Token lifetime and refresh

Access tokens are returned by the /oauth/token endpoint with an expires_in value (in seconds). The typical lifetime is several hours, but we recommend reading expires_in and refreshing before it expires rather than hard-coding the lifetime in your client.

For Client Credentials, refresh means "request a new token using the same credentials". There is no separate refresh token; the same client_id / client_secret can be re-exchanged on demand. Tokens are reusable until they expire, so caching and reusing the token across calls is more efficient than requesting a new one per API call.

For Code Authorisation, a refresh token is issued alongside the access token and should be used to extend a session without re-prompting the end-user.
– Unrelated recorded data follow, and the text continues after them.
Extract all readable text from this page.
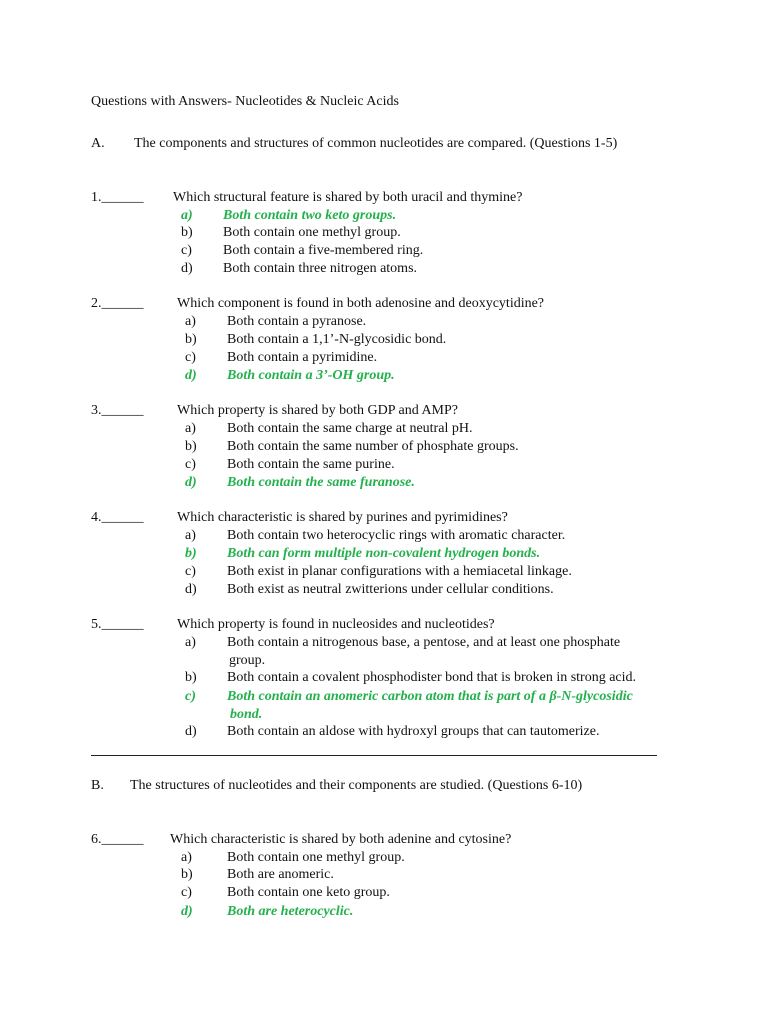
Questions with Answers- Nucleotides & Nucleic Acids
A. The components and structures of common nucleotides are compared. (Questions 1-5)
1.______ Which structural feature is shared by both uracil and thymine?
a) Both contain two keto groups.
b) Both contain one methyl group.
c) Both contain a five-membered ring.
d) Both contain three nitrogen atoms.
2.______ Which component is found in both adenosine and deoxycytidine?
a) Both contain a pyranose.
b) Both contain a 1,1’-N-glycosidic bond.
c) Both contain a pyrimidine.
d) Both contain a 3’-OH group.
3.______ Which property is shared by both GDP and AMP?
a) Both contain the same charge at neutral pH.
b) Both contain the same number of phosphate groups.
c) Both contain the same purine.
d) Both contain the same furanose.
4.______ Which characteristic is shared by purines and pyrimidines?
a) Both contain two heterocyclic rings with aromatic character.
b) Both can form multiple non-covalent hydrogen bonds.
c) Both exist in planar configurations with a hemiacetal linkage.
d) Both exist as neutral zwitterions under cellular conditions.
5.______ Which property is found in nucleosides and nucleotides?
a) Both contain a nitrogenous base, a pentose, and at least one phosphate
group.
b) Both contain a covalent phosphodister bond that is broken in strong acid.
c) Both contain an anomeric carbon atom that is part of a β-N-glycosidic
bond.
d) Both contain an aldose with hydroxyl groups that can tautomerize.
B. The structures of nucleotides and their components are studied. (Questions 6-10)
6.______ Which characteristic is shared by both adenine and cytosine?
a)	Both contain one methyl group.
b) Both are anomeric.
c)	Both contain one keto group.
d) Both are heterocyclic.
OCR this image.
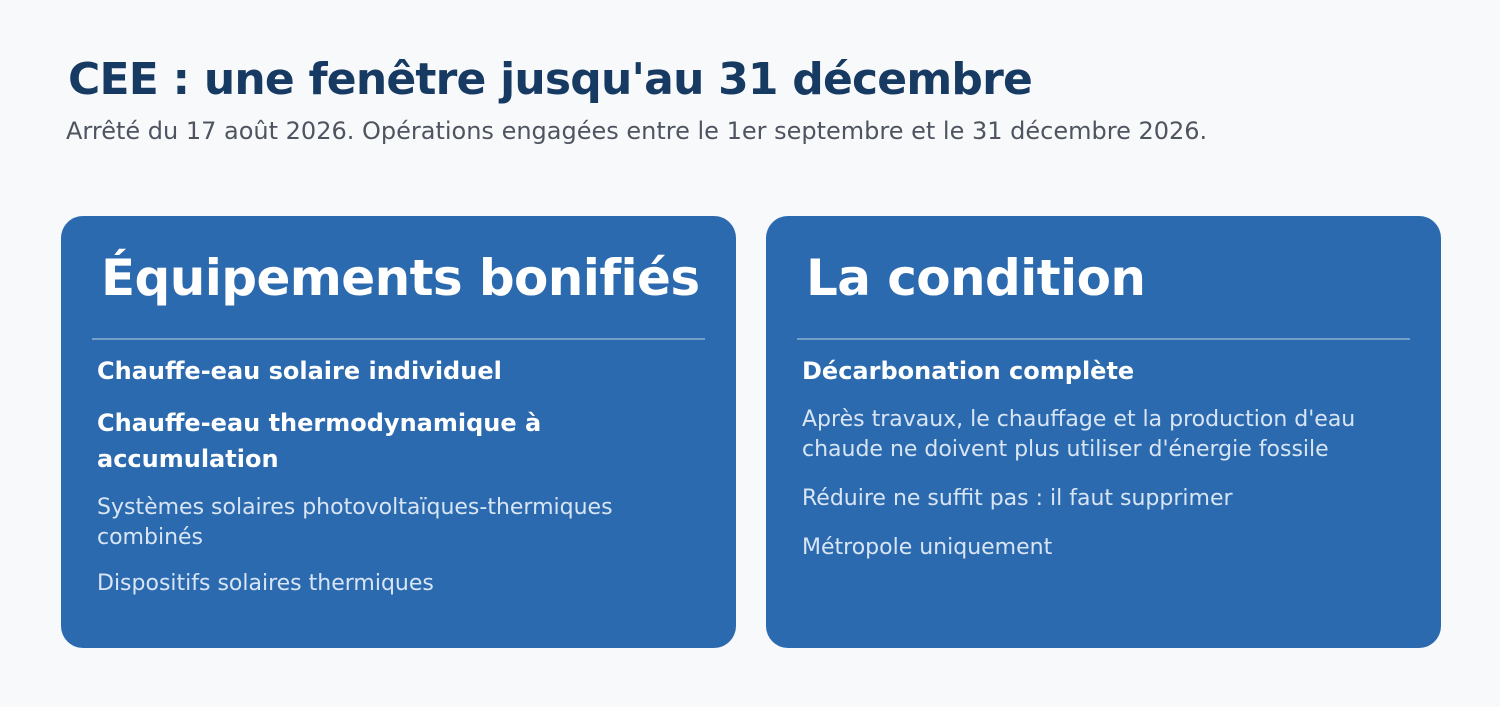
CEE : une fenêtre jusqu'au 31 décembre

Arrêté du 17 août 2026. Opérations engagées entre le 1er septembre et le 31 décembre 2026.

Équipements bonifiés
Chauffe-eau solaire individuel
Chauffe-eau thermodynamique à accumulation
Systèmes solaires photovoltaïques-thermiques combinés
Dispositifs solaires thermiques
La condition
Décarbonation complète
Après travaux, le chauffage et la production d'eau chaude ne doivent plus utiliser d'énergie fossile
Réduire ne suffit pas : il faut supprimer
Métropole uniquement
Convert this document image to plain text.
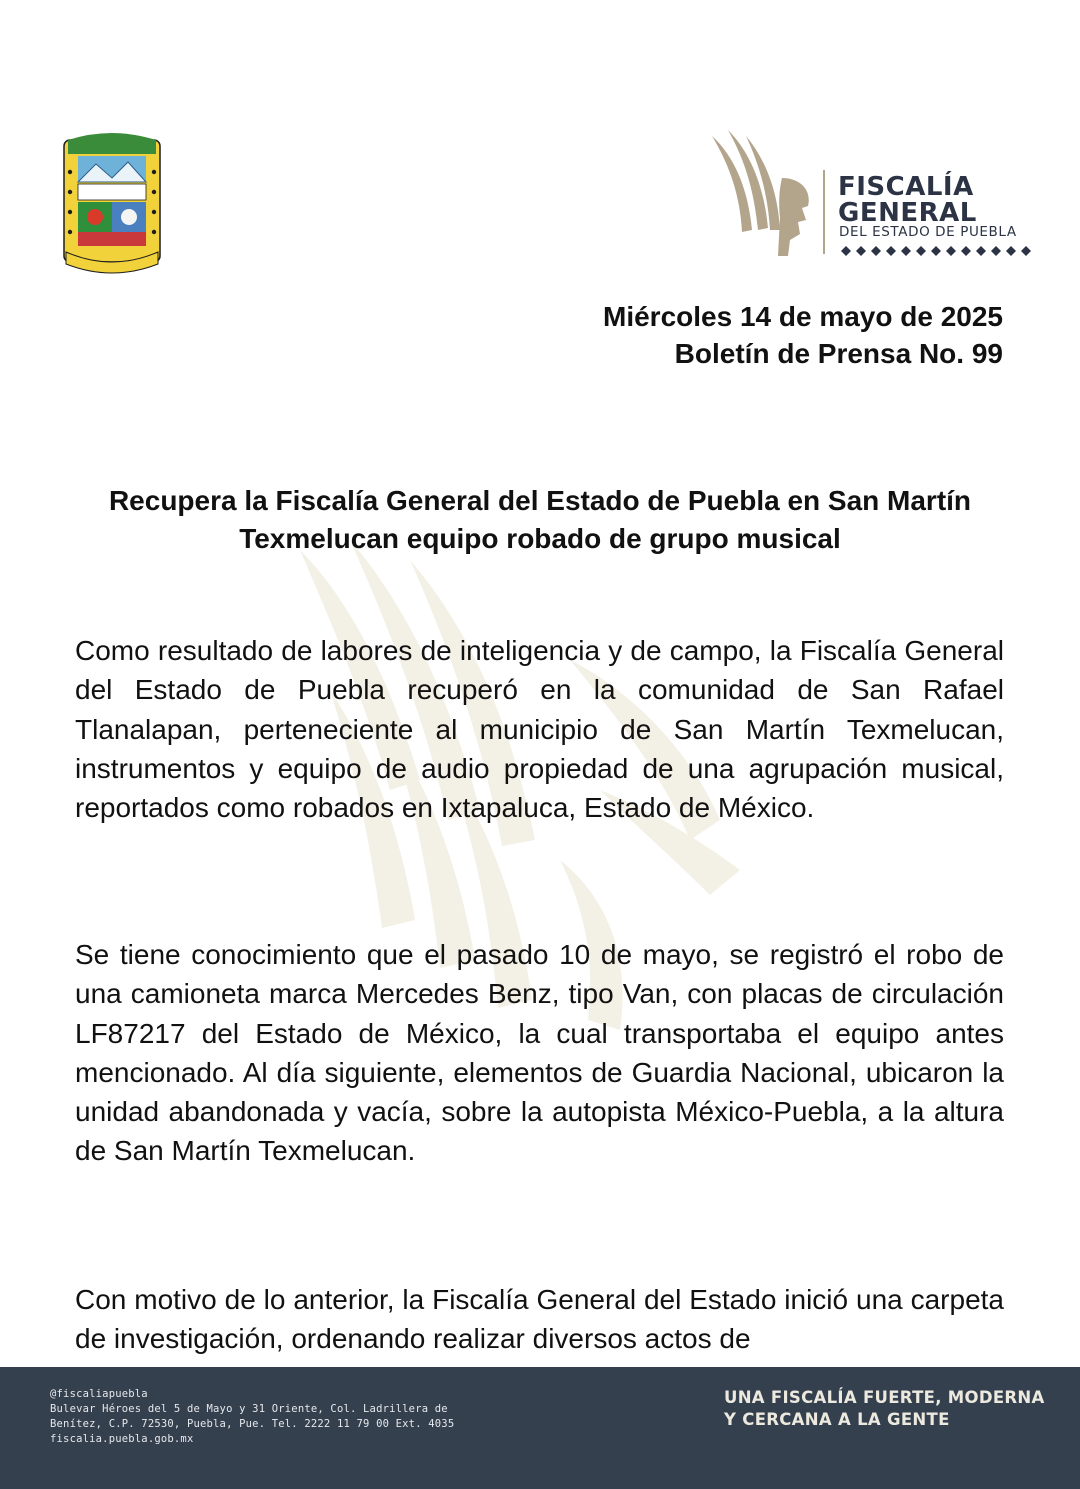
FISCALÍA
GENERAL
DEL ESTADO DE PUEBLA
Miércoles 14 de mayo de 2025
Boletín de Prensa No. 99
Recupera la Fiscalía General del Estado de Puebla en San Martín Texmelucan equipo robado de grupo musical
Como resultado de labores de inteligencia y de campo, la Fiscalía General del Estado de Puebla recuperó en la comunidad de San Rafael Tlanalapan, perteneciente al municipio de San Martín Texmelucan, instrumentos y equipo de audio propiedad de una agrupación musical, reportados como robados en Ixtapaluca, Estado de México.
Se tiene conocimiento que el pasado 10 de mayo, se registró el robo de una camioneta marca Mercedes Benz, tipo Van, con placas de circulación LF87217 del Estado de México, la cual transportaba el equipo antes mencionado. Al día siguiente, elementos de Guardia Nacional, ubicaron la unidad abandonada y vacía, sobre la autopista México-Puebla, a la altura de San Martín Texmelucan.
Con motivo de lo anterior, la Fiscalía General del Estado inició una carpeta de investigación, ordenando realizar diversos actos de
@fiscaliapuebla
Bulevar Héroes del 5 de Mayo y 31 Oriente, Col. Ladrillera de
Benítez, C.P. 72530, Puebla, Pue. Tel. 2222 11 79 00 Ext. 4035
fiscalia.puebla.gob.mx
UNA FISCALÍA FUERTE, MODERNA
Y CERCANA A LA GENTE
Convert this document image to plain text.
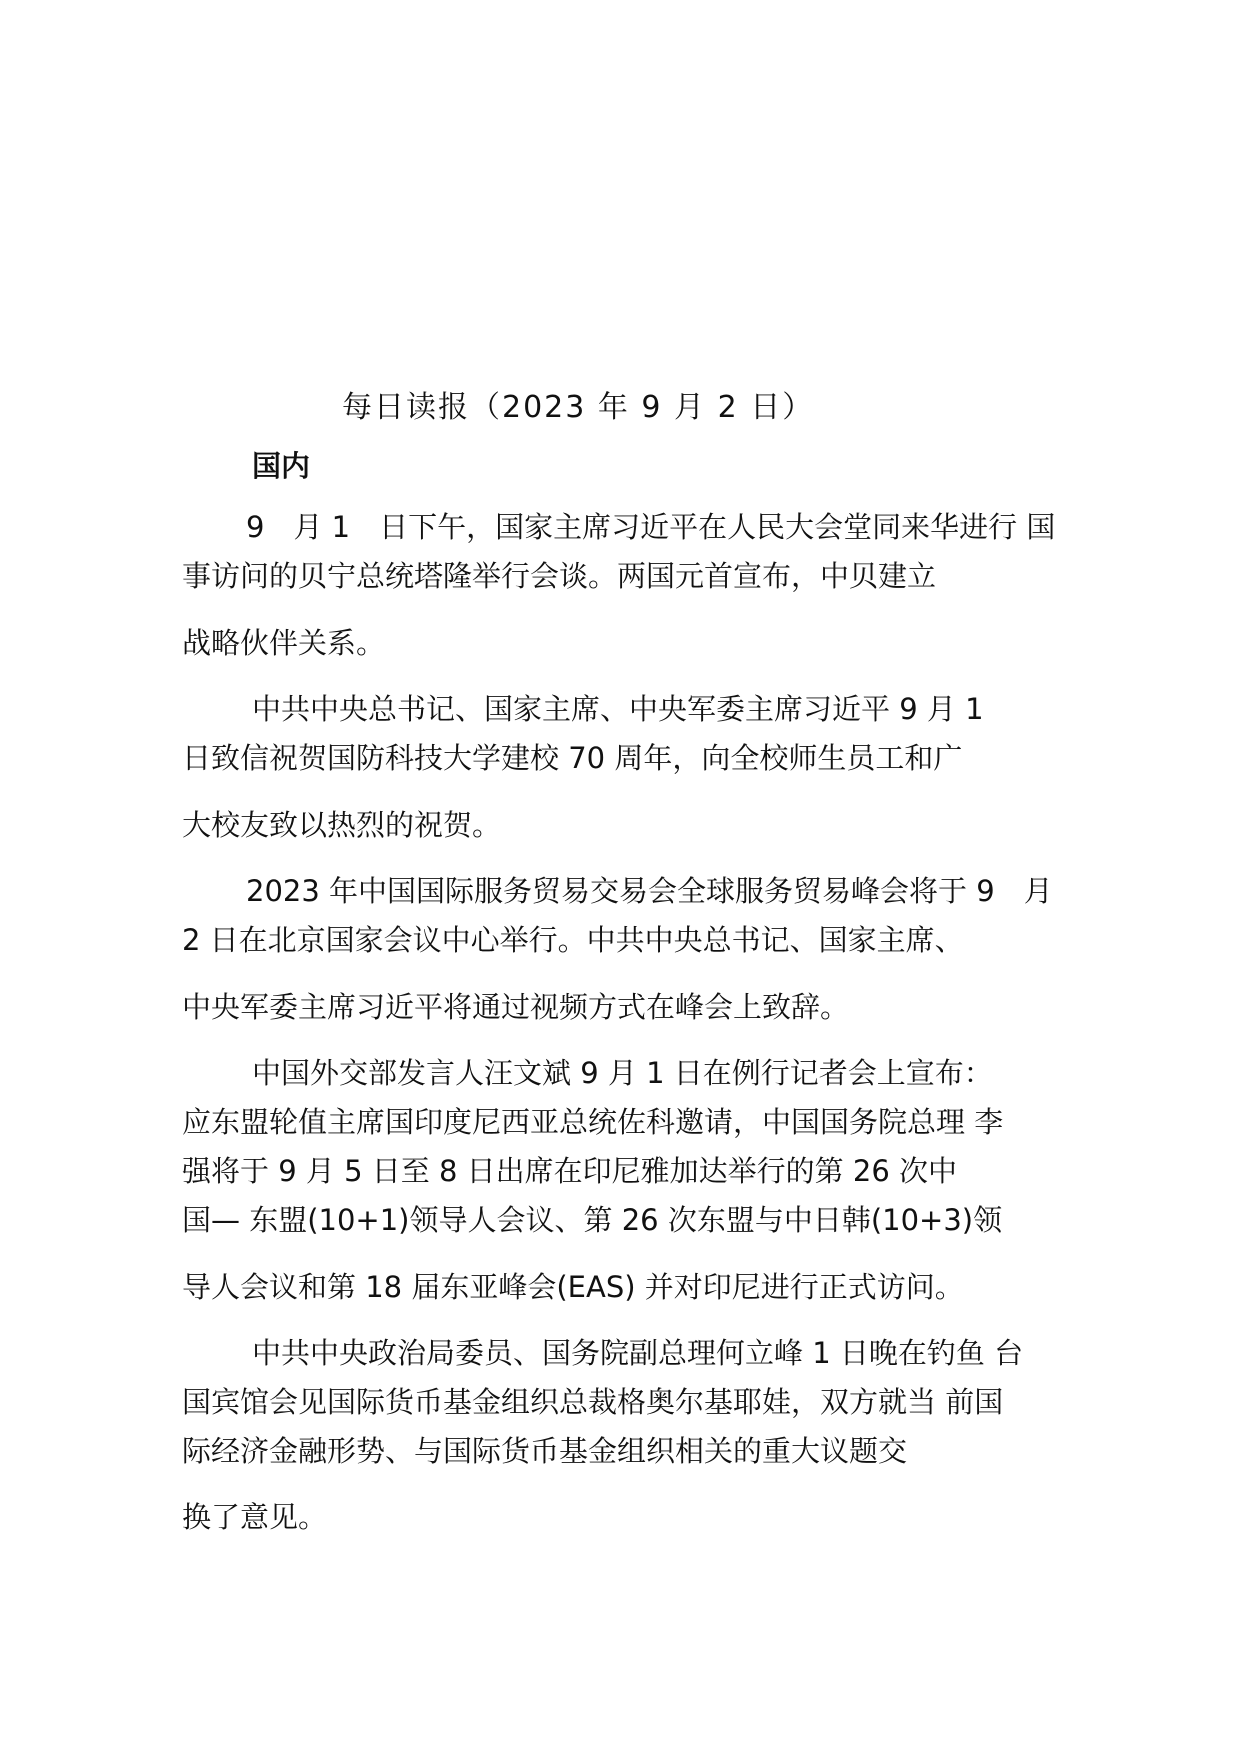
每日读报（2023 年 9 月 2 日）
国内
9　月 1　日下午，国家主席习近平在人民大会堂同来华进行 国
事访问的贝宁总统塔隆举行会谈。两国元首宣布，中贝建立
战略伙伴关系。
中共中央总书记、国家主席、中央军委主席习近平 9 月 1
日致信祝贺国防科技大学建校 70 周年，向全校师生员工和广
大校友致以热烈的祝贺。
2023 年中国国际服务贸易交易会全球服务贸易峰会将于 9　月
2 日在北京国家会议中心举行。中共中央总书记、国家主席、
中央军委主席习近平将通过视频方式在峰会上致辞。
中国外交部发言人汪文斌 9 月 1 日在例行记者会上宣布：
应东盟轮值主席国印度尼西亚总统佐科邀请，中国国务院总理 李
强将于 9 月 5 日至 8 日出席在印尼雅加达举行的第 26 次中
国— 东盟(10+1)领导人会议、第 26 次东盟与中日韩(10+3)领
导人会议和第 18 届东亚峰会(EAS) 并对印尼进行正式访问。
中共中央政治局委员、国务院副总理何立峰 1 日晚在钓鱼 台
国宾馆会见国际货币基金组织总裁格奥尔基耶娃，双方就当 前国
际经济金融形势、与国际货币基金组织相关的重大议题交
换了意见。
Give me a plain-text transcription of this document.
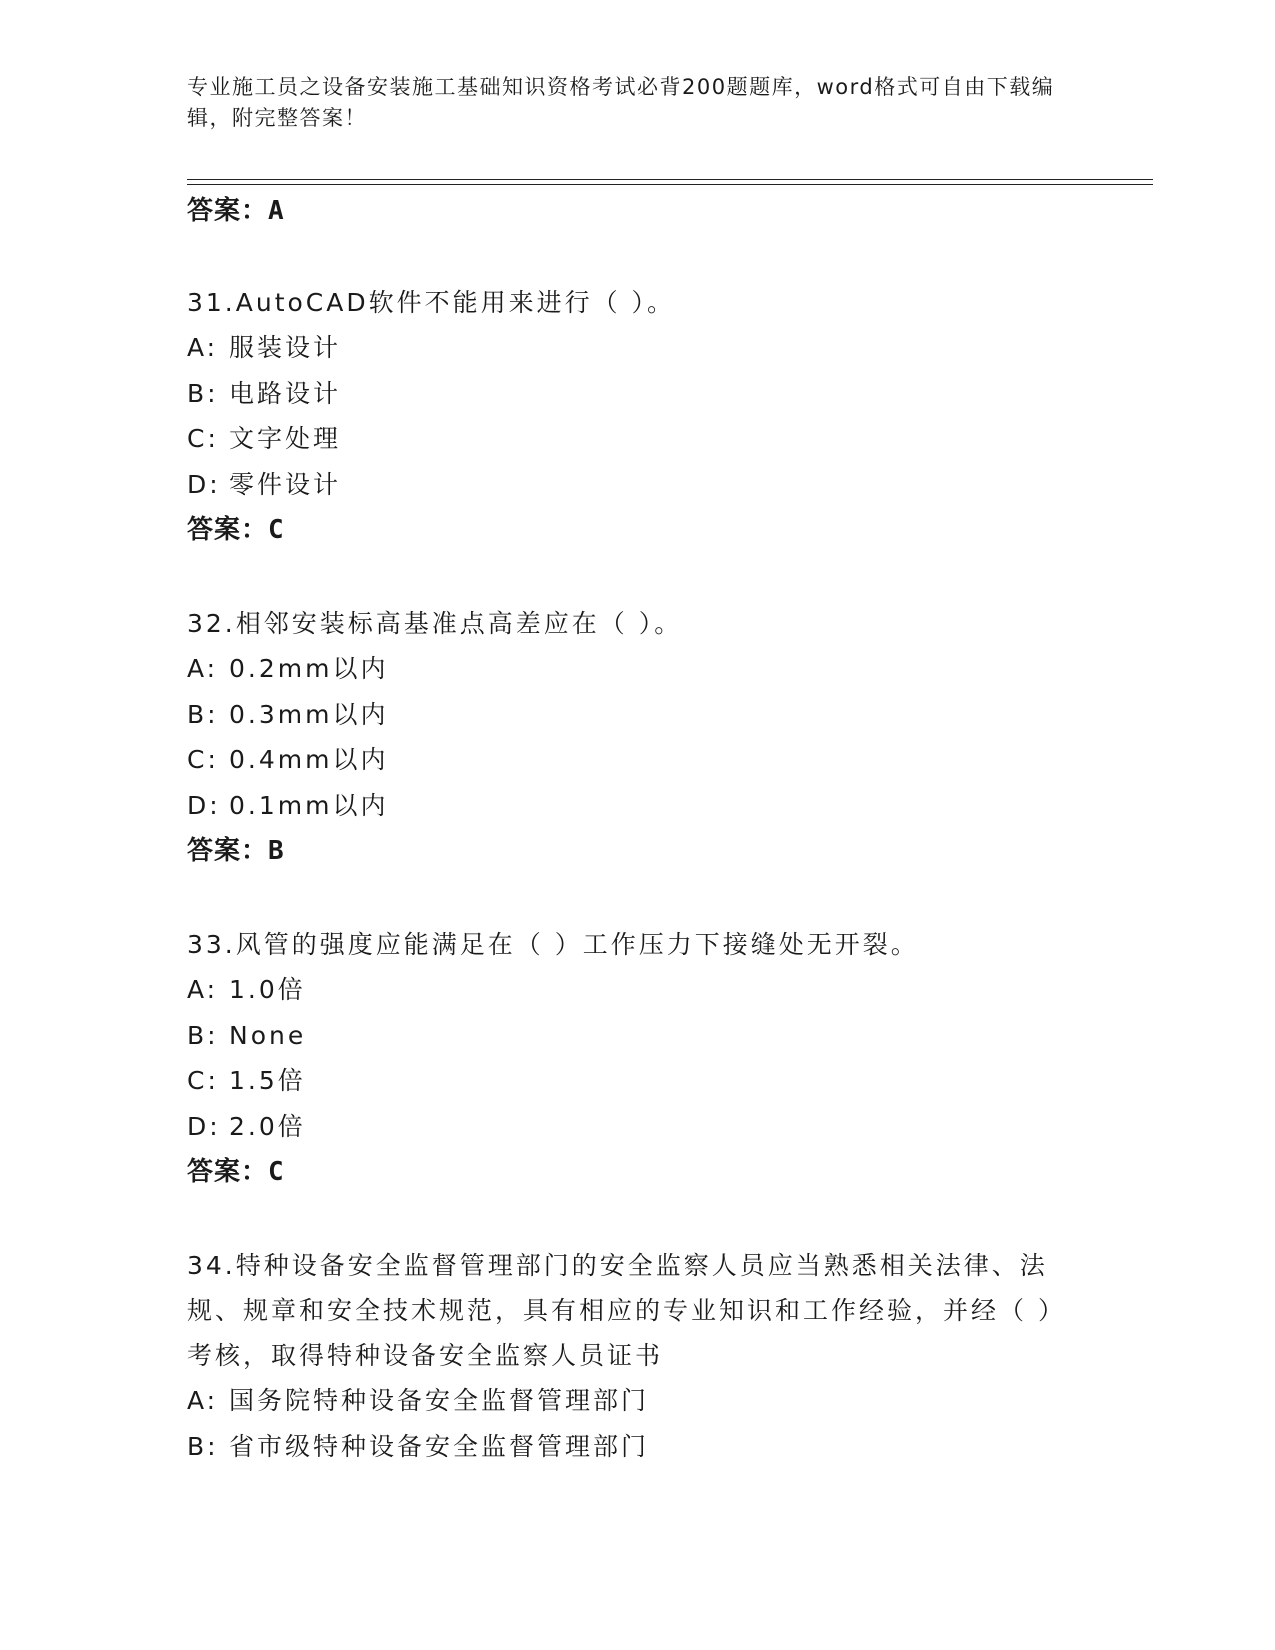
专业施工员之设备安装施工基础知识资格考试必背200题题库，word格式可自由下载编辑，附完整答案！
答案：A
31.AutoCAD软件不能用来进行（ ）。
A: 服装设计
B: 电路设计
C: 文字处理
D: 零件设计
答案：C
32.相邻安装标高基准点高差应在（ ）。
A: 0.2mm以内
B: 0.3mm以内
C: 0.4mm以内
D: 0.1mm以内
答案：B
33.风管的强度应能满足在（ ）工作压力下接缝处无开裂。
A: 1.0倍
B: None
C: 1.5倍
D: 2.0倍
答案：C
34.特种设备安全监督管理部门的安全监察人员应当熟悉相关法律、法规、规章和安全技术规范，具有相应的专业知识和工作经验，并经（ ）考核，取得特种设备安全监察人员证书
A: 国务院特种设备安全监督管理部门
B: 省市级特种设备安全监督管理部门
Sandbox API keys (testing convenience)

Alongside OAuth, the sandbox environment supports an API key mode for ease of testing — you can generate one from the portal's Developer Settings under the sandbox environment. The API key is sent as Authorization: Bearer <key> and bypasses the token exchange. For production data, OAuth is required.

SSO federation

TreasurySpring's portal supports SSO federation for partner organisations that want to centralise identity for portal users. SSO affects portal login (the path through which Client Credentials are minted), not the API authentication itself. If your organisation would like portal SSO set up, please reach out to your account manager.